Algemeen Nederlands Woordenboek

Algemeen Nederlands Woordenboek (2009-heden)

Gepubliceerd op 30-05-2017

panter

betekenis & definitie

luipaard.

zoogdier met een katachtig voorkomen, een groot, gespierd lichaam en een vacht die kan variëren over wit, zwart en geelbruin met zwarte vlekken, dat leeft van de jacht op andere, vaak grotere zoogdieren, en dat voorkomt in Afrika en Azië; luipaard.
Panter wordt vaak in het bijzonder gebruikt voor de Aziatische luipaard of voor luipaarden met een zwarte huid. In het gewone taalgebruik wordt er vaak een onderscheid gemaakt tussen luipaarden en panters, hoewel dat geen dierkundige grond heeft.

Voorbeelden:
Ik zei dat ik na mijn studies naar Europa zou terugkeren, dat ik Europa nodig had zoals de antilopen hun snelheid, de panter zijn lenigheid, de vos zijn sluwheid, een bekentenis die op dat ogenblik voor niks nodig was. 'Europa?', vroeg Najibs vader, en hij, de hardnekkigste hoorndrager van heel Dar-al-islam, hij die Europa zogezegd in de vezels had, hij trok bij het uitspreken van dat woord een gezicht alsof hij de pest, de tyfus en de cholera tegelijk op zich zag afkomen.
Paul Koeck, De stoelendans, 1983

Ferus.
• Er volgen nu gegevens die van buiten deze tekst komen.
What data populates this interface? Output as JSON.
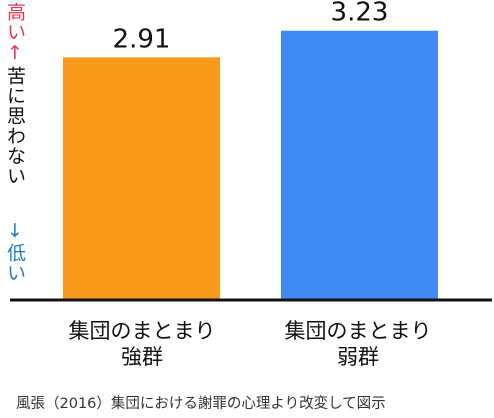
{
  "chart_data": {
    "type": "bar",
    "categories": [
      "集団のまとまり\n強群",
      "集団のまとまり\n弱群"
    ],
    "category_lines": [
      [
        "集団のまとまり",
        "強群"
      ],
      [
        "集団のまとまり",
        "弱群"
      ]
    ],
    "values": [
      2.91,
      3.23
    ],
    "value_labels": [
      "2.91",
      "3.23"
    ],
    "colors": [
      "#f89a1c",
      "#4189f4"
    ],
    "ylim": [
      0,
      3.6
    ],
    "ylabel": {
      "high": "高い↑",
      "mid": "苦に思わない",
      "low": "↓低い"
    },
    "ylabel_colors": {
      "high": "#e8334a",
      "mid": "#111111",
      "low": "#1f7fc4"
    },
    "grid": false,
    "source": "風張（2016）集団における謝罪の心理より改変して図示"
  }
}
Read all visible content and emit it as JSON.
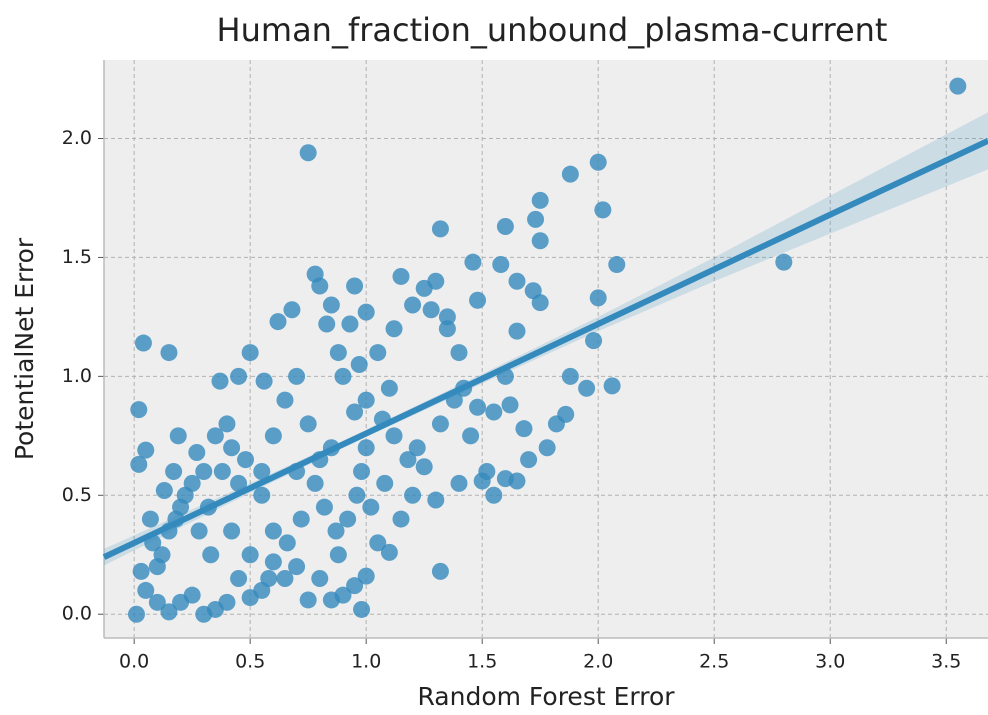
{
  "chart_data": {
    "type": "scatter",
    "title": "Human_fraction_unbound_plasma-current",
    "x_label": "Random Forest Error",
    "y_label": "PotentialNet Error",
    "color": "#348abd",
    "grid": true,
    "xlim": [
      -0.13,
      3.68
    ],
    "ylim": [
      -0.1,
      2.33
    ],
    "xticks": [
      {
        "value": 0,
        "label": "0.0"
      },
      0.5,
      {
        "value": 1,
        "label": "1.0"
      },
      1.5,
      {
        "value": 2,
        "label": "2.0"
      },
      2.5,
      {
        "value": 3,
        "label": "3.0"
      },
      3.5
    ],
    "yticks": [
      {
        "value": 0,
        "label": "0.0"
      },
      0.5,
      {
        "value": 1,
        "label": "1.0"
      },
      1.5,
      {
        "value": 2,
        "label": "2.0"
      }
    ],
    "x": [
      3.55,
      2.8,
      0.75,
      2.0,
      1.88,
      2.02,
      1.75,
      1.73,
      1.75,
      1.6,
      1.32,
      2.08,
      2.0,
      1.98,
      2.06,
      1.95,
      1.88,
      1.32,
      0.02,
      0.04,
      0.15,
      0.02,
      0.05,
      0.01,
      0.98,
      1.58,
      1.46,
      1.65,
      1.72,
      1.75,
      1.65,
      1.6,
      1.7,
      1.65,
      1.6,
      1.55,
      1.5,
      1.45,
      1.48,
      1.4,
      1.3,
      1.2,
      1.15,
      1.1,
      1.05,
      1.0,
      0.95,
      0.9,
      0.85,
      0.8,
      0.75,
      0.7,
      0.65,
      0.6,
      0.55,
      0.5,
      0.45,
      0.4,
      0.35,
      0.3,
      0.25,
      0.2,
      0.15,
      0.1,
      0.05,
      0.03,
      0.08,
      0.12,
      0.18,
      0.22,
      0.28,
      0.32,
      0.38,
      0.42,
      0.45,
      0.5,
      0.55,
      0.6,
      0.65,
      0.68,
      0.62,
      0.7,
      0.75,
      0.8,
      0.85,
      0.88,
      0.9,
      0.95,
      1.0,
      1.05,
      1.1,
      1.12,
      1.15,
      1.2,
      1.25,
      1.3,
      1.35,
      1.4,
      1.42,
      1.38,
      1.35,
      1.28,
      1.22,
      1.18,
      1.08,
      1.02,
      0.98,
      0.92,
      0.87,
      0.82,
      0.78,
      0.72,
      0.66,
      0.6,
      0.55,
      0.48,
      0.4,
      0.35,
      0.3,
      0.25,
      0.2,
      0.15,
      0.1,
      0.07,
      0.13,
      0.17,
      0.19,
      0.27,
      0.37,
      0.45,
      0.5,
      0.56,
      0.78,
      0.8,
      0.85,
      0.95,
      1.0,
      0.83,
      0.93,
      0.97,
      1.07,
      1.12,
      1.25,
      1.32,
      1.48,
      1.52,
      1.55,
      1.62,
      1.78,
      1.82,
      1.86,
      1.68,
      0.33,
      0.42,
      0.58,
      0.7,
      0.88,
      1.0,
      0.96
    ],
    "y": [
      2.22,
      1.48,
      1.94,
      1.9,
      1.85,
      1.7,
      1.74,
      1.66,
      1.57,
      1.63,
      1.62,
      1.47,
      1.33,
      1.15,
      0.96,
      0.95,
      1.0,
      0.18,
      0.86,
      1.14,
      1.1,
      0.63,
      0.69,
      0.0,
      0.02,
      1.47,
      1.48,
      1.4,
      1.36,
      1.31,
      1.19,
      1.0,
      0.65,
      0.56,
      0.57,
      0.5,
      0.56,
      0.75,
      0.87,
      0.55,
      0.48,
      0.5,
      0.4,
      0.26,
      0.3,
      0.16,
      0.12,
      0.08,
      0.06,
      0.15,
      0.06,
      0.2,
      0.15,
      0.22,
      0.1,
      0.07,
      0.15,
      0.05,
      0.02,
      0.0,
      0.08,
      0.05,
      0.01,
      0.05,
      0.1,
      0.18,
      0.3,
      0.25,
      0.4,
      0.5,
      0.35,
      0.45,
      0.6,
      0.7,
      0.55,
      0.25,
      0.5,
      0.75,
      0.9,
      1.28,
      1.23,
      1.0,
      0.8,
      0.65,
      0.7,
      1.1,
      1.0,
      0.85,
      0.9,
      1.1,
      0.95,
      1.2,
      1.42,
      1.3,
      1.37,
      1.4,
      1.25,
      1.1,
      0.95,
      0.9,
      1.2,
      1.28,
      0.7,
      0.65,
      0.55,
      0.45,
      0.6,
      0.4,
      0.35,
      0.45,
      0.55,
      0.4,
      0.3,
      0.35,
      0.6,
      0.65,
      0.8,
      0.75,
      0.6,
      0.55,
      0.45,
      0.35,
      0.2,
      0.4,
      0.52,
      0.6,
      0.75,
      0.68,
      0.98,
      1.0,
      1.1,
      0.98,
      1.43,
      1.38,
      1.3,
      1.38,
      1.27,
      1.22,
      1.22,
      1.05,
      0.82,
      0.75,
      0.62,
      0.8,
      1.32,
      0.6,
      0.85,
      0.88,
      0.7,
      0.8,
      0.84,
      0.78,
      0.25,
      0.35,
      0.15,
      0.6,
      0.25,
      0.7,
      0.5
    ],
    "regression": {
      "color": "#348abd",
      "x": [
        -0.13,
        0.5,
        1.0,
        1.5,
        2.0,
        2.5,
        3.0,
        3.68
      ],
      "y": [
        0.24,
        0.53,
        0.76,
        0.99,
        1.22,
        1.45,
        1.68,
        1.99
      ],
      "lower": [
        0.205,
        0.51,
        0.745,
        0.97,
        1.19,
        1.4,
        1.6,
        1.87
      ],
      "upper": [
        0.275,
        0.55,
        0.775,
        1.01,
        1.25,
        1.5,
        1.76,
        2.11
      ]
    }
  }
}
Met deze naam duidde hij de sinds de veertiende eeuw regelmatig in de wildernis ontdekte kinderen aan waarvan men veronderstelde dat ze door wolven, beren, panters, luipaarden of andere diersoorten waren grootgebracht.
Maarten 't Hart, Ongewenste zeereis, 1979

Panters en poema's lopen urenlang hetzelfde rondje en bruine beren hebben de gewoonte van hun witte broeders aangenomen: ze ijsberen.